本音がポロっと漏れるなんて……現実ではないと思っていたんだがな。
「何だ貴様ら夫婦ではないのか?我はてっきりそうなのだと思っていたのだが。」
何を言っているのだろうこの狐は。まあ確かに周りから見たらイチャついた感じはあった気がしなかった訳ではないが。
「ち、違うにょ!」
ユイが再び赤面し始めた。思い切り噛んでるし相当焦ったらしい。
「違うぞ狐。俺たちは一昨日近くの廃村で会ったんだ。ユイには道案内をしてもらっているだけだ。そんな特別な関係じゃない。」
「う、うんそうだよ。私は廃村でヒロシに助けてもらったからそのお礼に村まで案内してるの。」
どうしてかユイがそこはかとなく意気消沈しているのだが、どうしてだろうか?何かまずい事でも言ったのだろうか。

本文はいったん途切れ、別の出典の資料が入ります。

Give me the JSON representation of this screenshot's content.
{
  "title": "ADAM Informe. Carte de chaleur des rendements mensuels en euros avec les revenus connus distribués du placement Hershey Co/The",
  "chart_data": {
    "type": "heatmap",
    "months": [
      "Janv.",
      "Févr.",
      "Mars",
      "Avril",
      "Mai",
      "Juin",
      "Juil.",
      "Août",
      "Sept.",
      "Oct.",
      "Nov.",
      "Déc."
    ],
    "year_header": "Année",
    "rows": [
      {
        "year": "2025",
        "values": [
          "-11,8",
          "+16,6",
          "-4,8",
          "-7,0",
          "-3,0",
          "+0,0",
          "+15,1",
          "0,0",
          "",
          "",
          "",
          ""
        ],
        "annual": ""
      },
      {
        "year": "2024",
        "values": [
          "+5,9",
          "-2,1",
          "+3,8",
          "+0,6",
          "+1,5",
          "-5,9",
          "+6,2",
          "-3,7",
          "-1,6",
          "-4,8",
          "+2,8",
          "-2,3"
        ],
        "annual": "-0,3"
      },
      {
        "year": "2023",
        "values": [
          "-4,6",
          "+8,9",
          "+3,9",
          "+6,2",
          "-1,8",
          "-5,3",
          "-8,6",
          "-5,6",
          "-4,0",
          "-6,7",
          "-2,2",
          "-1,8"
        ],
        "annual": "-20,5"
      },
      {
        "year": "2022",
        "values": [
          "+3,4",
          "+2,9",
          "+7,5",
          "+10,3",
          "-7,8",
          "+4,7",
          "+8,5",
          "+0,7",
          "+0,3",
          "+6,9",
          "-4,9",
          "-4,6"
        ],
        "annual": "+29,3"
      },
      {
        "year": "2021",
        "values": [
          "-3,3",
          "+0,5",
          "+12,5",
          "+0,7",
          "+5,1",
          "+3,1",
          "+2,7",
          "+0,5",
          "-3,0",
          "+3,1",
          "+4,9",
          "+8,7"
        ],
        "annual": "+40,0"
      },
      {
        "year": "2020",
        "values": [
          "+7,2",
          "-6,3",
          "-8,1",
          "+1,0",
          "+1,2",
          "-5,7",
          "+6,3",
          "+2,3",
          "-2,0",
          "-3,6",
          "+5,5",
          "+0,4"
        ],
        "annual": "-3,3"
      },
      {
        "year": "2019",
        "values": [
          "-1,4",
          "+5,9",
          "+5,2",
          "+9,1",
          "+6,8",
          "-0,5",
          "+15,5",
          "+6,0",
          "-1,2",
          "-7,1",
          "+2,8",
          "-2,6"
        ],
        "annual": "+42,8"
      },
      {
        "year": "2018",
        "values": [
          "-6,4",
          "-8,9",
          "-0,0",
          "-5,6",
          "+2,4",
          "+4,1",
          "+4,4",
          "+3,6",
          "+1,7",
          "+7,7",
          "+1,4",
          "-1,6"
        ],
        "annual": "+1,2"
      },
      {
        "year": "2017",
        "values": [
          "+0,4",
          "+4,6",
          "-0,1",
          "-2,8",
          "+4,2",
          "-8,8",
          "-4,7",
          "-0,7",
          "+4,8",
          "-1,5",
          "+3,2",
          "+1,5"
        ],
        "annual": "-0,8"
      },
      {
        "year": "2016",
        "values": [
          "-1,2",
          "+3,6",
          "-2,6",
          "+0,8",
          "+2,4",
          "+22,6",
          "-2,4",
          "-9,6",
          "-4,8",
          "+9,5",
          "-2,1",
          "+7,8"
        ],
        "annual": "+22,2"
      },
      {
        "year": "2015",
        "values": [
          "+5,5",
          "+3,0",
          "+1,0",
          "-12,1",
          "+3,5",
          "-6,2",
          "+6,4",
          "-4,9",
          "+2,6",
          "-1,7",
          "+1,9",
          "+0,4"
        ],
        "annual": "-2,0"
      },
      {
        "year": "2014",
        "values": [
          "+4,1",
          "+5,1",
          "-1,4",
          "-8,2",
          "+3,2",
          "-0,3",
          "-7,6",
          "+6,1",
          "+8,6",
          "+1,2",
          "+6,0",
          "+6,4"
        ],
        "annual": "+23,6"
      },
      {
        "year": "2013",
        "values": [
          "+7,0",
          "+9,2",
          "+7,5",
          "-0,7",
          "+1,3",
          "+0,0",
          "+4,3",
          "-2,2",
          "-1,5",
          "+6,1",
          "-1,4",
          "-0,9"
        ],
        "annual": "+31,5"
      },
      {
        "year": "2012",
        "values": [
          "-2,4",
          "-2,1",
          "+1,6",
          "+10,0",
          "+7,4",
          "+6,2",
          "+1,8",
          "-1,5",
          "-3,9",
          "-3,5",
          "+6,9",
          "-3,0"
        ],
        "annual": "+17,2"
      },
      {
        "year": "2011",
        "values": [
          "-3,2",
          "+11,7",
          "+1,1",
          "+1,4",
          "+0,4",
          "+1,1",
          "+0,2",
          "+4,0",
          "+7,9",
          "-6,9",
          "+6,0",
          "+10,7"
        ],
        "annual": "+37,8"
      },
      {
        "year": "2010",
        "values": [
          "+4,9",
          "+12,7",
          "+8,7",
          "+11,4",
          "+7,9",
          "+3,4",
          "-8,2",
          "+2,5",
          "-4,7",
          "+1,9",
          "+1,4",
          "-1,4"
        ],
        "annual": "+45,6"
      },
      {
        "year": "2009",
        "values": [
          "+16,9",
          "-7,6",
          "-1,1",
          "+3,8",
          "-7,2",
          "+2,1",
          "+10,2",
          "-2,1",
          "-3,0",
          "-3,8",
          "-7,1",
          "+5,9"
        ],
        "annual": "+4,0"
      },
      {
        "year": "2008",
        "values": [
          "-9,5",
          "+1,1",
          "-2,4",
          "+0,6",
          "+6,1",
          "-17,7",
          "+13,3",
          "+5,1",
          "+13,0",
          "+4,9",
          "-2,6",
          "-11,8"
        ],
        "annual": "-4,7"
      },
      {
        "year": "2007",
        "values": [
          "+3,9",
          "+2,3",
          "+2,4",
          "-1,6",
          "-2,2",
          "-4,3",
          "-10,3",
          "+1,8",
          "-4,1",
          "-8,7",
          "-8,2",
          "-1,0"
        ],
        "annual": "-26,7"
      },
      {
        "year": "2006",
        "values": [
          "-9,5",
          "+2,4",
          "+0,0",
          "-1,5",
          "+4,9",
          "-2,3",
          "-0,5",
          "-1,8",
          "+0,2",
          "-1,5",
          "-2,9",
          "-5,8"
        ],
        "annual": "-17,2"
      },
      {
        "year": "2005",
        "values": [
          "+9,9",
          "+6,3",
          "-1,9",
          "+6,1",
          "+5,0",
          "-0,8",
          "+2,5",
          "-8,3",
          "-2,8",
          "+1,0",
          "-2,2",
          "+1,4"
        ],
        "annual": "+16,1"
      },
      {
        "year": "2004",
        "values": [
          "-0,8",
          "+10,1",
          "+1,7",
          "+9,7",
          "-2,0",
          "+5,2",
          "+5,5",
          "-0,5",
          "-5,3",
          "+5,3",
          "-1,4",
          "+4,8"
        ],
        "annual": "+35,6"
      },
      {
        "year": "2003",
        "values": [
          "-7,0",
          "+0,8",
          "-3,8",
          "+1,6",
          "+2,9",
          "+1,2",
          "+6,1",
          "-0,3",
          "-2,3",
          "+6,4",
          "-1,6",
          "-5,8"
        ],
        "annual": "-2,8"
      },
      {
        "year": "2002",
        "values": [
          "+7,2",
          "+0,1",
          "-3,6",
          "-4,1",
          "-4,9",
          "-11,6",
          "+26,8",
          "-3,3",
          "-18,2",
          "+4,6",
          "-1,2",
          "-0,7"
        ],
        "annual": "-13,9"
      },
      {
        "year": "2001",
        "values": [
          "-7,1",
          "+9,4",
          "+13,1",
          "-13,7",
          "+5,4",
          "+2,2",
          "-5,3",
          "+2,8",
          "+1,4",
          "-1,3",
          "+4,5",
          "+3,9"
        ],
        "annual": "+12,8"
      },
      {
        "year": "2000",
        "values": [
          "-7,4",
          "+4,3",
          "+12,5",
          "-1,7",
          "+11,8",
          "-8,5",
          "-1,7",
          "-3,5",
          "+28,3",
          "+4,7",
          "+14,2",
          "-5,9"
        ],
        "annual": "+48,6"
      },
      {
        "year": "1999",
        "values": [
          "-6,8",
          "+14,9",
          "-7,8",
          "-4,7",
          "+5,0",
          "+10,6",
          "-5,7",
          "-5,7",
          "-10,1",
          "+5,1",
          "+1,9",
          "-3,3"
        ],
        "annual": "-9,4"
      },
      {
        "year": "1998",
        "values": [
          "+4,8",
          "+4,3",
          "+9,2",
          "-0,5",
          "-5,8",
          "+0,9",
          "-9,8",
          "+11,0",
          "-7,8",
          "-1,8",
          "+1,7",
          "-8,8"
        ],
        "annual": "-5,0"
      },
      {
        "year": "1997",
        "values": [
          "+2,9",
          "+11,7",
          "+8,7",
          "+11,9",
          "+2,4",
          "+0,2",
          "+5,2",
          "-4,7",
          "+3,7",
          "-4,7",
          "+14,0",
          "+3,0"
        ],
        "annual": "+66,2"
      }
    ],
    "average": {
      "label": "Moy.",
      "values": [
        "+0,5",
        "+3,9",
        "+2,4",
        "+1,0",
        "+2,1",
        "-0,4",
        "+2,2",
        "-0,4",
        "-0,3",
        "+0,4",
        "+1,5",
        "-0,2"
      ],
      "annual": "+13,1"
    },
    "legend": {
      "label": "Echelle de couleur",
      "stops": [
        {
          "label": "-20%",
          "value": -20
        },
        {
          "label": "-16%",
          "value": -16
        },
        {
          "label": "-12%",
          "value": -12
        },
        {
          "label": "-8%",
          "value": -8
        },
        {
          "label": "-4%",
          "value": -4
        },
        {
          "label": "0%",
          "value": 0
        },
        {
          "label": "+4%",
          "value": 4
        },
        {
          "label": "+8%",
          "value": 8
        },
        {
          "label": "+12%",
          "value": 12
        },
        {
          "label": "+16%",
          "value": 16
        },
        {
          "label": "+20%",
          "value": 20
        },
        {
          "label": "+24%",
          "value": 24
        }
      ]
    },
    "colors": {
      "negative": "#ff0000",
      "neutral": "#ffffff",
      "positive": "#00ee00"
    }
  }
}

「そうか。昔は貴様らくらいの歳の童でも夫婦となっている人間が多くてな。最近はそうではないのか?」
「あんまり私達くらいで結婚してる人なんていないかなぁ。皆大体20〜30歳くらいの間だよ。」
そこら辺はこっちの世界も大差ないようだ。
「そういえばユイは幾つなんだ?俺と同じ位に見えるが。」
「17歳だよー。ヒロシは幾つなの?」
「俺は16だよ。ユイ年上だったのか全然見えないな。」
「酷いよー。でもヒロシ1つ下だったんだね。ちょっと意外だったよ。」
まあまだ俺はこの世界では分からないが、元の世界では誕生日が来てないだけだから同い年の可能性も捨てきれない。
「キツネさん達は何歳なの?」
「さあな。永く生き過ぎて分からんよ。800年程ではないのか。この子は1年だ。」
「キュー!」
狐の平均寿命って確か5年とかだったから……この子は人間で8歳くらいか?そう考えるとキツネの親父バケモンだな。
「もうそろそろこの森を出るだろう。改めて娘を保護してくれた件、感謝するぞ。」
「うん!キツネさんも案内ありがとねー!」
「狐の親父も娘さんも元気でなー!」
狐の親父、最初こそ襲って来たけど話し合うと良い奴だったな。
「じゃあ、ヒロシの村に行こう!」
さて、俺の方は身体の傷よりもユイに吐いた嘘をどうにかしないとな。